Dados da Associação e Sindicato Nacional das Concessionárias Privadas de Serviços Públicos de Água e Esgoto (Abcon) mostram que mais de 800 municípios brasileiros têm seus serviços de saneamento privatizados. Em 2013, esse número era de apenas 213 cidades, representando um crescimento de 292% em comparação com 2023.
Essa tendência de privatização, segundo especialistas, está atrelada ao discurso de muitos políticos que defendem que a gestão privada traria melhorias e redução de custos nos serviços de saneamento. Em Sergipe, o governador Fábio Mitidieri (PSD), conhecido por seu modelo de administração privatista, tem trabalhado para entregar de bandeja a Deso ao setor privado, prometendo reduzir as contas e universalização. No entanto, as experiências em outros lugares no país e no mundo mostram que tais promessas frequentemente não se concretizam.
Em 2000, Manaus privatizou seus serviços de água e esgoto com promessas semelhantes de universalização e melhoria. Mais de duas décadas depois, 75% da população ainda não tem acesso à rede de esgoto, e quase 80% dos dejetos sanitários da cidade são despejados diretamente nos rios, sem tratamento adequado. Segundo o ranking anual do Instituto Trata Brasil, a capital está entre as 20 grandes cidades do país com o pior saneamento, ocupando a 83ª posição entre 100 municípios em 2023.
Para Edson Aparecido da Silva, sociólogo e secretário executivo do Observatório Nacional dos Direitos à Água e ao Saneamento (Ondas), a privatização falha porque opera sob uma lógica puramente lucrativa. “A privatização não leva à universalização dos serviços de água e esgoto porque isso obrigaria empresas a atender áreas que não são economicamente viáveis”, explica Silva. “Sanear uma favela, por exemplo, envolve investimentos significativos em urbanização, algo que as empresas privadas não estão dispostas a bancar.”

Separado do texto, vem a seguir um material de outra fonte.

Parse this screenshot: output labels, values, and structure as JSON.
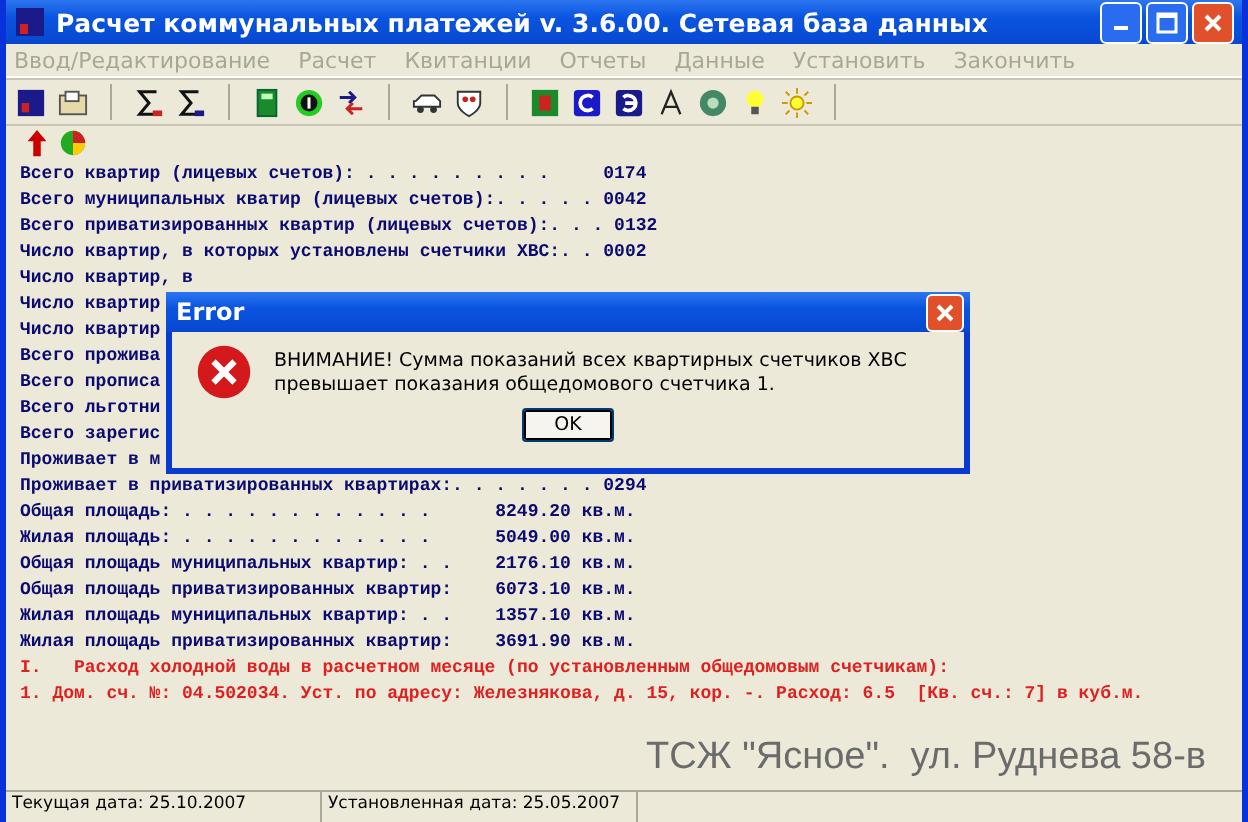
{
  "window": {
    "title": "Расчет коммунальных платежей v. 3.6.00. Сетевая база данных"
  },
  "menu": [
    {
      "label": "Ввод/Редактирование",
      "disabled": true
    },
    {
      "label": "Расчет",
      "disabled": true
    },
    {
      "label": "Квитанции",
      "disabled": true
    },
    {
      "label": "Отчеты",
      "disabled": true
    },
    {
      "label": "Данные",
      "disabled": true
    },
    {
      "label": "Установить",
      "disabled": true
    },
    {
      "label": "Закончить",
      "disabled": true
    }
  ],
  "report": {
    "counts": [
      {
        "label": "Всего квартир (лицевых счетов): . . . . . . . . .",
        "value": "0174"
      },
      {
        "label": "Всего муниципальных кватир (лицевых счетов):. . . . .",
        "value": "0042"
      },
      {
        "label": "Всего приватизированных квартир (лицевых счетов):. . .",
        "value": "0132"
      },
      {
        "label": "Число квартир, в которых установлены счетчики ХВС:. .",
        "value": "0002"
      },
      {
        "label": "Число квартир, в"
      },
      {
        "label": "Число квартир"
      },
      {
        "label": "Число квартир"
      },
      {
        "label": "Всего прожива"
      },
      {
        "label": "Всего прописа"
      },
      {
        "label": "Всего льготни"
      },
      {
        "label": "Всего зарегис"
      },
      {
        "label": "Проживает в м"
      },
      {
        "label": "Проживает в приватизированных квартирах:. . . . . . .",
        "value": "0294"
      }
    ],
    "areas": [
      {
        "label": "Общая площадь: . . . . . . . . . . . .",
        "value": "8249.20 кв.м."
      },
      {
        "label": "Жилая площадь: . . . . . . . . . . . .",
        "value": "5049.00 кв.м."
      },
      {
        "label": "Общая площадь муниципальных квартир: . .",
        "value": "2176.10 кв.м."
      },
      {
        "label": "Общая площадь приватизированных квартир:",
        "value": "6073.10 кв.м."
      },
      {
        "label": "Жилая площадь муниципальных квартир: . .",
        "value": "1357.10 кв.м."
      },
      {
        "label": "Жилая площадь приватизированных квартир:",
        "value": "3691.90 кв.м."
      }
    ],
    "notes": [
      "I.   Расход холодной воды в расчетном месяце (по установленным общедомовым счетчикам):",
      "1. Дом. сч. №: 04.502034. Уст. по адресу: Железнякова, д. 15, кор. -. Расход: 6.5  [Кв. сч.: 7] в куб.м."
    ]
  },
  "caption": "ТСЖ \"Ясное\".  ул. Руднева 58-в",
  "dialog": {
    "title": "Error",
    "message": "ВНИМАНИЕ! Сумма показаний всех квартирных счетчиков ХВС превышает показания общедомового счетчика 1.",
    "buttons": [
      "OK"
    ]
  },
  "status_bar": [
    "Текущая дата: 25.10.2007",
    "Установленная дата: 25.05.2007"
  ]
}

Além disso, Silva ressalta que as concessionárias de água e esgoto priorizam o lucro, o que pode colidir com o direito à água, reconhecido pela Organização das Nações Unidas (ONU) em 2010. “Esse direito prevê o fornecimento de água mesmo para quem não pode pagar. E que empresa vai querer prestar um serviço se não vai receber?”, questiona Silva.
Observando o cenário global, muitas cidades, estados e países têm revertido a privatização dos serviços de água e esgoto. Desde 2000, 393 serviços foram reestatizados, conforme o monitoramento da entidade holandesa Transnational Institute (TNI). Entre as cidades que reverteram a privatização estão Berlim, Paris, La Paz, Maputo, Jacarta e Buenos Aires. “O Brasil está na contramão”, alerta Silva.
Com o leilão da Deso marcado para setembro, em São Paulo, Sergipe também estará na contramão e ainda mais distante de promover a universalização dos serviços de saneamento.